Several Greek thinkers took the idea a bit further by applying these geometric methods to real-world problems. Eratosthenes used simple geometric calculations to determine the diameter of the earth. Much later, Copernicus used even more sophisticated geometric methods to determine that the Sun, not the Earth, was the center of the solar system. But the jump from geometry to science was in these cases small; both Eratosthenes and Copernicus were still thinking in terms of basic geometry. Galileo used their abstract geometry on real-world problems.

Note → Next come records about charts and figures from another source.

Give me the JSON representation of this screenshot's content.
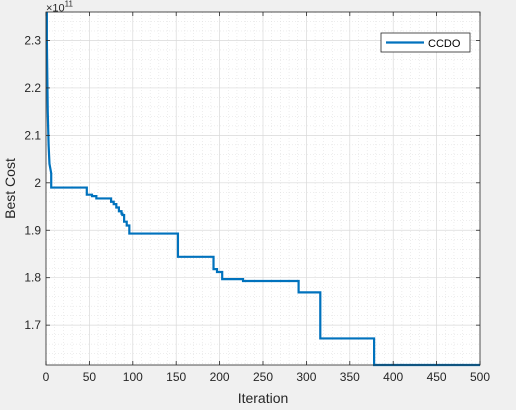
{
  "chart_data": {
    "type": "line",
    "title": "",
    "xlabel": "Iteration",
    "ylabel": "Best Cost",
    "y_exponent_label": "×10",
    "y_exponent_power": "11",
    "xlim": [
      0,
      500
    ],
    "ylim": [
      1.616,
      2.36
    ],
    "grid": true,
    "minor_grid": true,
    "legend_placement": "top-right",
    "x_ticks": [
      0,
      50,
      100,
      150,
      200,
      250,
      300,
      350,
      400,
      450,
      500
    ],
    "x_tick_labels": [
      "0",
      "50",
      "100",
      "150",
      "200",
      "250",
      "300",
      "350",
      "400",
      "450",
      "500"
    ],
    "y_ticks": [
      1.7,
      1.8,
      1.9,
      2.0,
      2.1,
      2.2,
      2.3
    ],
    "y_tick_labels": [
      "1.7",
      "1.8",
      "1.9",
      "2",
      "2.1",
      "2.2",
      "2.3"
    ],
    "series": [
      {
        "name": "CCDO",
        "color": "#0072bd",
        "x": [
          1,
          1,
          2,
          3,
          4,
          5,
          6,
          6,
          47,
          47,
          53,
          53,
          58,
          58,
          75,
          75,
          78,
          78,
          81,
          81,
          84,
          84,
          87,
          87,
          88,
          88,
          90,
          90,
          93,
          93,
          96,
          96,
          152,
          152,
          193,
          193,
          197,
          197,
          203,
          203,
          227,
          227,
          291,
          291,
          316,
          316,
          378,
          378,
          500
        ],
        "y": [
          2.36,
          2.3,
          2.15,
          2.08,
          2.04,
          2.03,
          2.02,
          1.99,
          1.99,
          1.975,
          1.975,
          1.972,
          1.972,
          1.967,
          1.967,
          1.96,
          1.96,
          1.955,
          1.955,
          1.948,
          1.948,
          1.94,
          1.94,
          1.935,
          1.935,
          1.932,
          1.932,
          1.918,
          1.918,
          1.91,
          1.91,
          1.893,
          1.893,
          1.844,
          1.844,
          1.818,
          1.818,
          1.812,
          1.812,
          1.797,
          1.797,
          1.793,
          1.793,
          1.769,
          1.769,
          1.672,
          1.672,
          1.616,
          1.616
        ]
      }
    ]
  }
}
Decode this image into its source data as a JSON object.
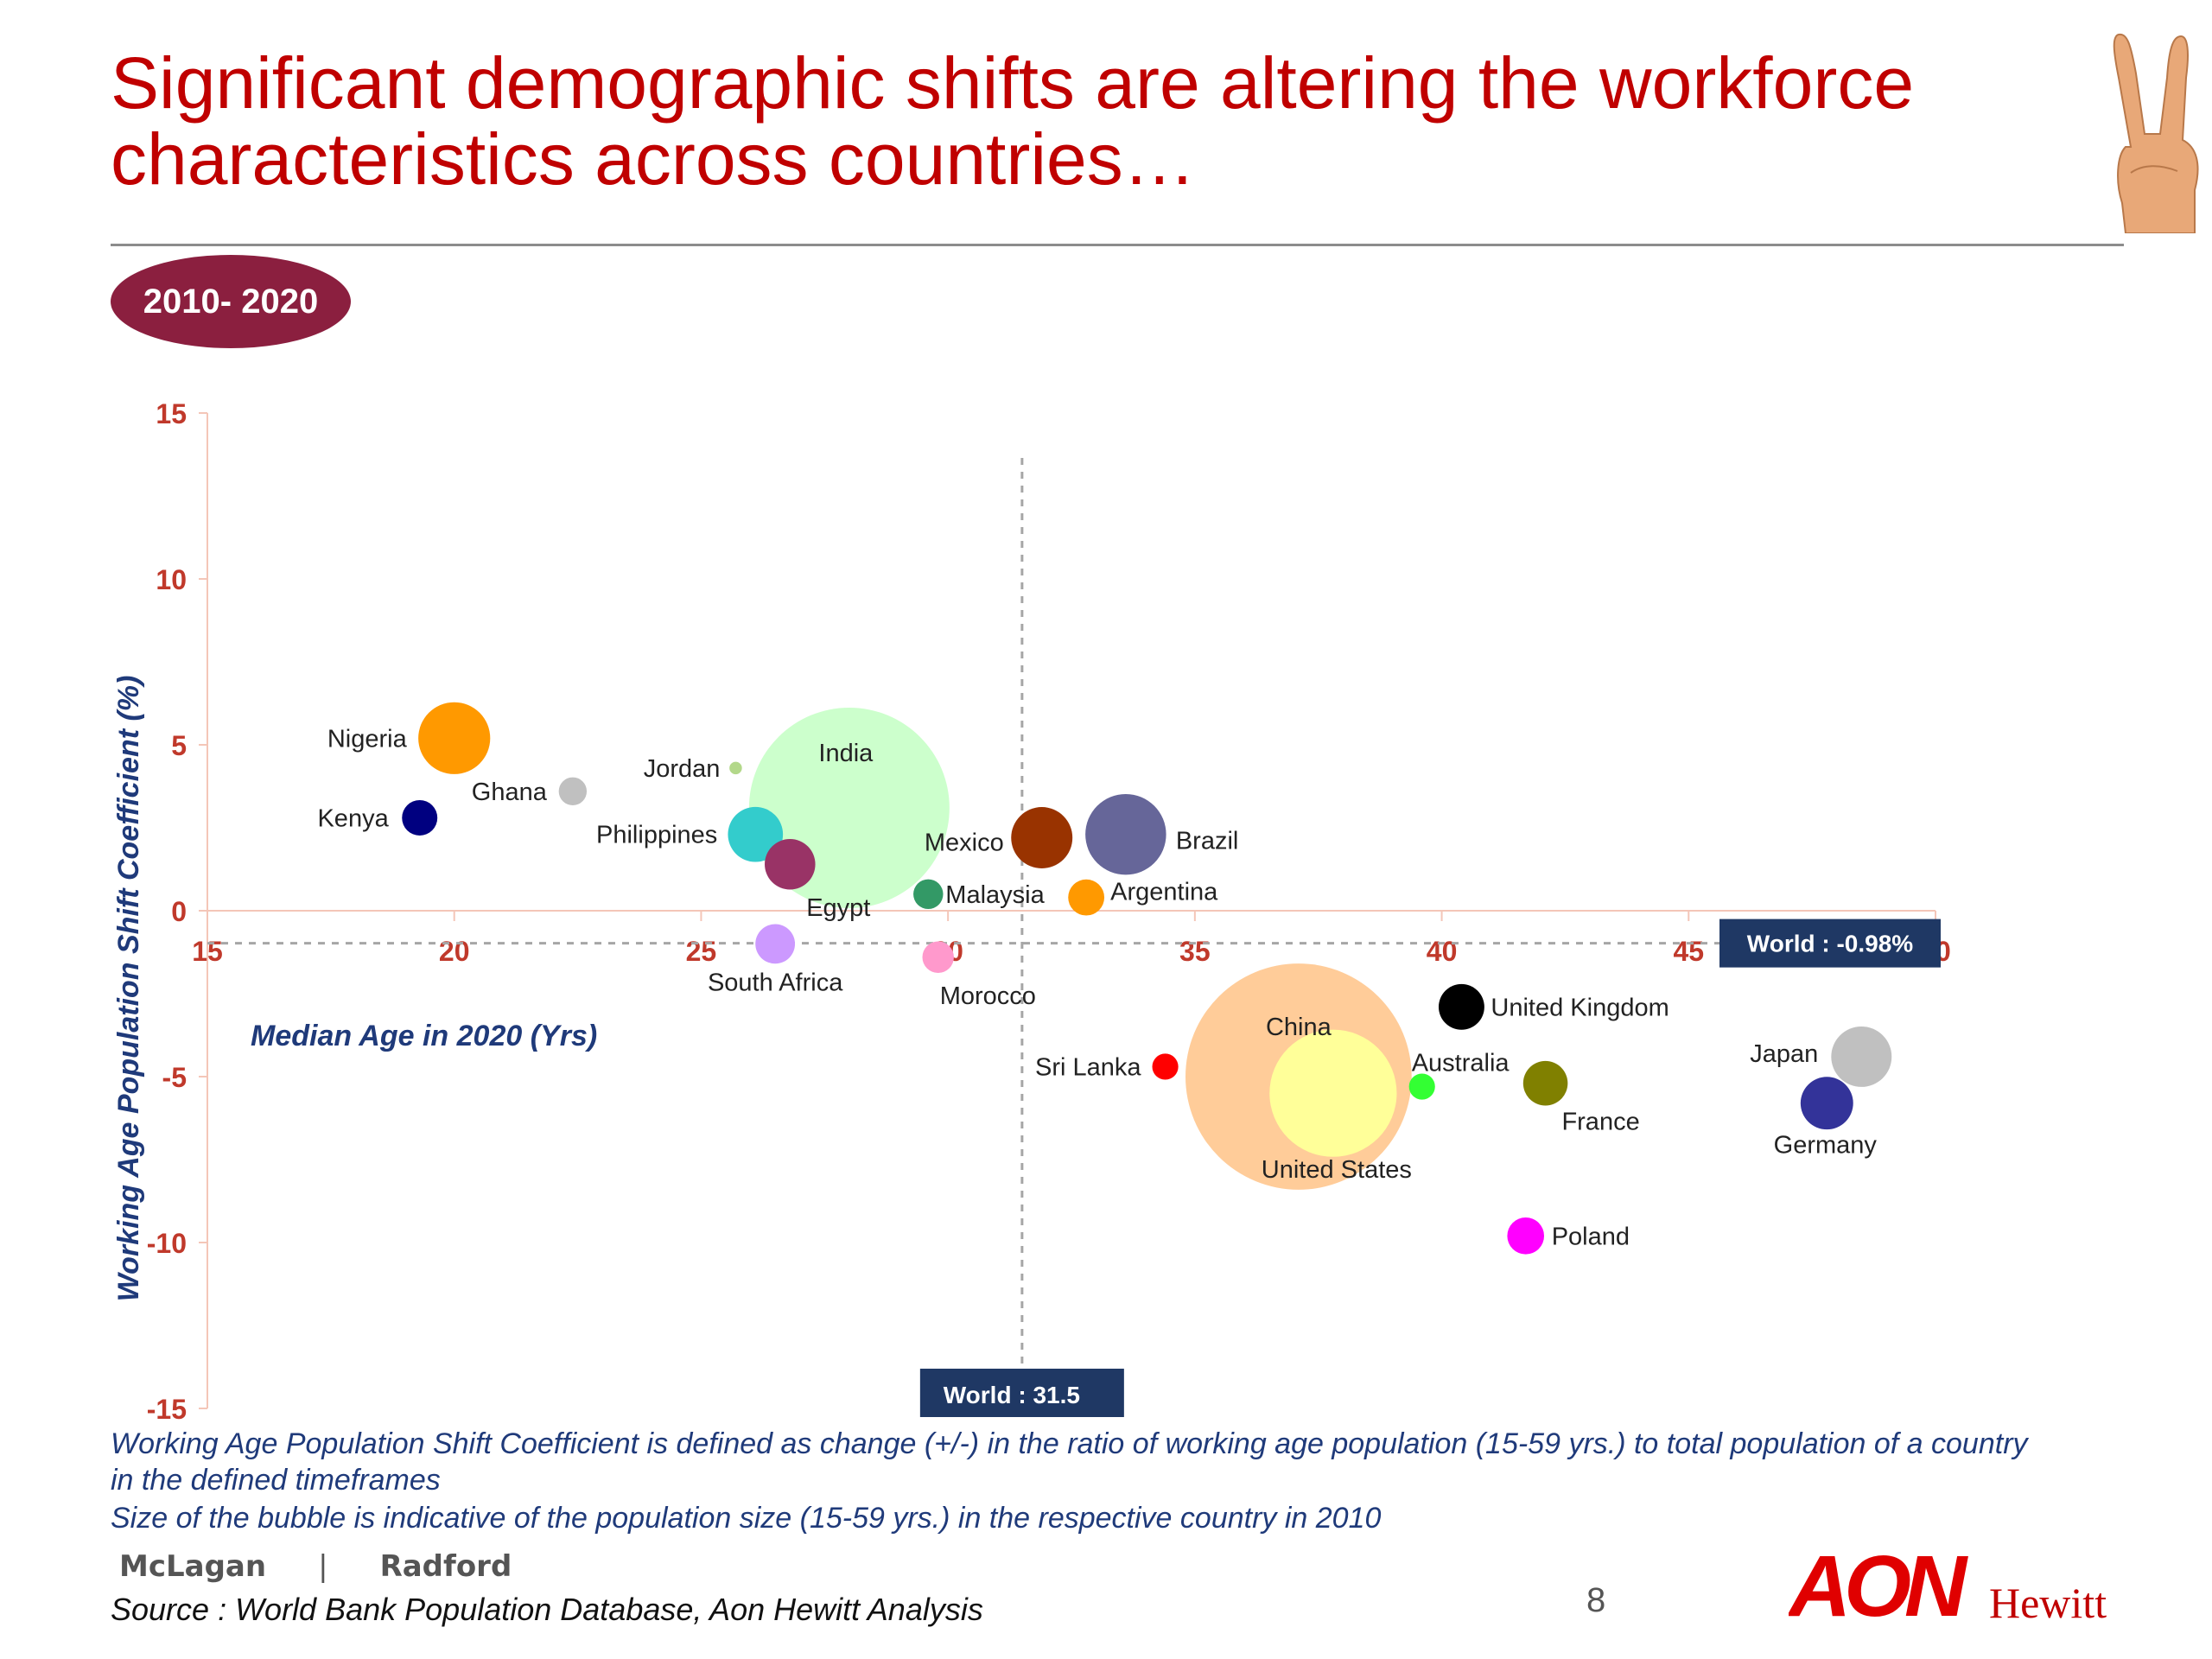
{
  "slide": {
    "title_line1": "Significant demographic shifts are altering the workforce",
    "title_line2": "characteristics across countries…",
    "period_badge": "2010- 2020",
    "note_line1": "Working Age Population Shift Coefficient is defined as change (+/-) in the ratio of working age population (15-59 yrs.) to total population of a country",
    "note_line2": "in the defined timeframes",
    "note_line3": "Size of the bubble is indicative of the population size (15-59 yrs.) in the respective country in 2010",
    "brand_left": "McLagan",
    "brand_separator": "|",
    "brand_right": "Radford",
    "source": "Source : World Bank Population Database, Aon Hewitt Analysis",
    "page_number": "8",
    "logo_main": "AON",
    "logo_sub": "Hewitt",
    "icon": "hand-peace-icon"
  },
  "colors": {
    "title": "#c00000",
    "badge": "#8b1f3f",
    "axis_tick": "#c0392b",
    "axis_title": "#1f3a7a",
    "reference_box": "#1f3864"
  },
  "chart_data": {
    "type": "bubble",
    "xlabel": "Median Age in 2020 (Yrs)",
    "ylabel": "Working Age Population Shift Coefficient (%)",
    "xlim": [
      15,
      50
    ],
    "ylim": [
      -15,
      15
    ],
    "xticks": [
      "15",
      "20",
      "25",
      "30",
      "35",
      "40",
      "45",
      "50"
    ],
    "yticks": [
      "15",
      "10",
      "5",
      "0",
      "-5",
      "-10",
      "-15"
    ],
    "reference_lines": [
      {
        "axis": "x",
        "value": 31.5,
        "label": "World : 31.5"
      },
      {
        "axis": "y",
        "value": -0.98,
        "label": "World : -0.98%"
      }
    ],
    "points": [
      {
        "label": "India",
        "x": 28.0,
        "y": 3.1,
        "size": 770,
        "color": "#ccffcc",
        "label_dx": -4,
        "label_dy": -64,
        "anchor": "middle"
      },
      {
        "label": "China",
        "x": 37.1,
        "y": -5.0,
        "size": 980,
        "color": "#ffcc99",
        "label_dx": 0,
        "label_dy": -58,
        "anchor": "middle"
      },
      {
        "label": "United States",
        "x": 37.8,
        "y": -5.5,
        "size": 310,
        "color": "#ffff99",
        "label_dx": 4,
        "label_dy": 88,
        "anchor": "middle"
      },
      {
        "label": "Nigeria",
        "x": 20.0,
        "y": 5.2,
        "size": 99,
        "color": "#ff9900",
        "label_dx": -55,
        "label_dy": 0,
        "anchor": "end"
      },
      {
        "label": "Ghana",
        "x": 22.4,
        "y": 3.6,
        "size": 15,
        "color": "#c0c0c0",
        "label_dx": -30,
        "label_dy": 0,
        "anchor": "end"
      },
      {
        "label": "Kenya",
        "x": 19.3,
        "y": 2.8,
        "size": 24,
        "color": "#000080",
        "label_dx": -36,
        "label_dy": 0,
        "anchor": "end"
      },
      {
        "label": "Jordan",
        "x": 25.7,
        "y": 4.3,
        "size": 3,
        "color": "#b3d88a",
        "label_dx": -18,
        "label_dy": 0,
        "anchor": "end"
      },
      {
        "label": "Philippines",
        "x": 26.1,
        "y": 2.3,
        "size": 58,
        "color": "#33cccc",
        "label_dx": -44,
        "label_dy": 0,
        "anchor": "end"
      },
      {
        "label": "Egypt",
        "x": 26.8,
        "y": 1.4,
        "size": 49,
        "color": "#993366",
        "label_dx": 56,
        "label_dy": 50,
        "anchor": "middle"
      },
      {
        "label": "South Africa",
        "x": 26.5,
        "y": -1.0,
        "size": 30,
        "color": "#cc99ff",
        "label_dx": 0,
        "label_dy": 44,
        "anchor": "middle"
      },
      {
        "label": "Mexico",
        "x": 31.9,
        "y": 2.2,
        "size": 72,
        "color": "#993300",
        "label_dx": -44,
        "label_dy": 5,
        "anchor": "end"
      },
      {
        "label": "Brazil",
        "x": 33.6,
        "y": 2.3,
        "size": 125,
        "color": "#666699",
        "label_dx": 58,
        "label_dy": 7,
        "anchor": "start"
      },
      {
        "label": "Malaysia",
        "x": 29.6,
        "y": 0.5,
        "size": 17,
        "color": "#339966",
        "label_dx": 20,
        "label_dy": 0,
        "anchor": "start"
      },
      {
        "label": "Argentina",
        "x": 32.8,
        "y": 0.4,
        "size": 25,
        "color": "#ff9900",
        "label_dx": 28,
        "label_dy": -7,
        "anchor": "start"
      },
      {
        "label": "Morocco",
        "x": 29.8,
        "y": -1.4,
        "size": 19,
        "color": "#ff99cc",
        "label_dx": 2,
        "label_dy": 44,
        "anchor": "start"
      },
      {
        "label": "Sri Lanka",
        "x": 34.4,
        "y": -4.7,
        "size": 13,
        "color": "#ff0000",
        "label_dx": -28,
        "label_dy": 0,
        "anchor": "end"
      },
      {
        "label": "Australia",
        "x": 39.6,
        "y": -5.3,
        "size": 13,
        "color": "#33ff33",
        "label_dx": -12,
        "label_dy": -28,
        "anchor": "start"
      },
      {
        "label": "United Kingdom",
        "x": 40.4,
        "y": -2.9,
        "size": 40,
        "color": "#000000",
        "label_dx": 34,
        "label_dy": 0,
        "anchor": "start"
      },
      {
        "label": "France",
        "x": 42.1,
        "y": -5.2,
        "size": 38,
        "color": "#808000",
        "label_dx": 64,
        "label_dy": 44,
        "anchor": "middle"
      },
      {
        "label": "Poland",
        "x": 41.7,
        "y": -9.8,
        "size": 26,
        "color": "#ff00ff",
        "label_dx": 30,
        "label_dy": 0,
        "anchor": "start"
      },
      {
        "label": "Japan",
        "x": 48.5,
        "y": -4.4,
        "size": 70,
        "color": "#c0c0c0",
        "label_dx": -50,
        "label_dy": -4,
        "anchor": "end"
      },
      {
        "label": "Germany",
        "x": 47.8,
        "y": -5.8,
        "size": 53,
        "color": "#333399",
        "label_dx": -2,
        "label_dy": 48,
        "anchor": "middle"
      }
    ]
  }
}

Galileo extended the same geometric reasoning to real-world problems. Here's an example:



Here Galileo draws the standard geometric figure with the salient points marked with letters, just as the Greeks did it. But this analysis doesn't concern lines or geometric figures; Galileo uses it to analyze the forces on the beam and prove this proposition:

A solid cylinder of glass, steel, wood, or other breakable material that is capable of supporting a heavy weight applied longitudinally is easily broken by the transverse application of a smaller weight in proportion as the length of the cylinder exceeds its width.

And then he proceeds to prove his point with rigorous logic. This application of rigorous geometric logic to physical objects was Galileo's big contribution to Western thinking. A few decades later, Newton took Galileo's ideas, added calculus, and made the breakthrough that launched the Enlightenment.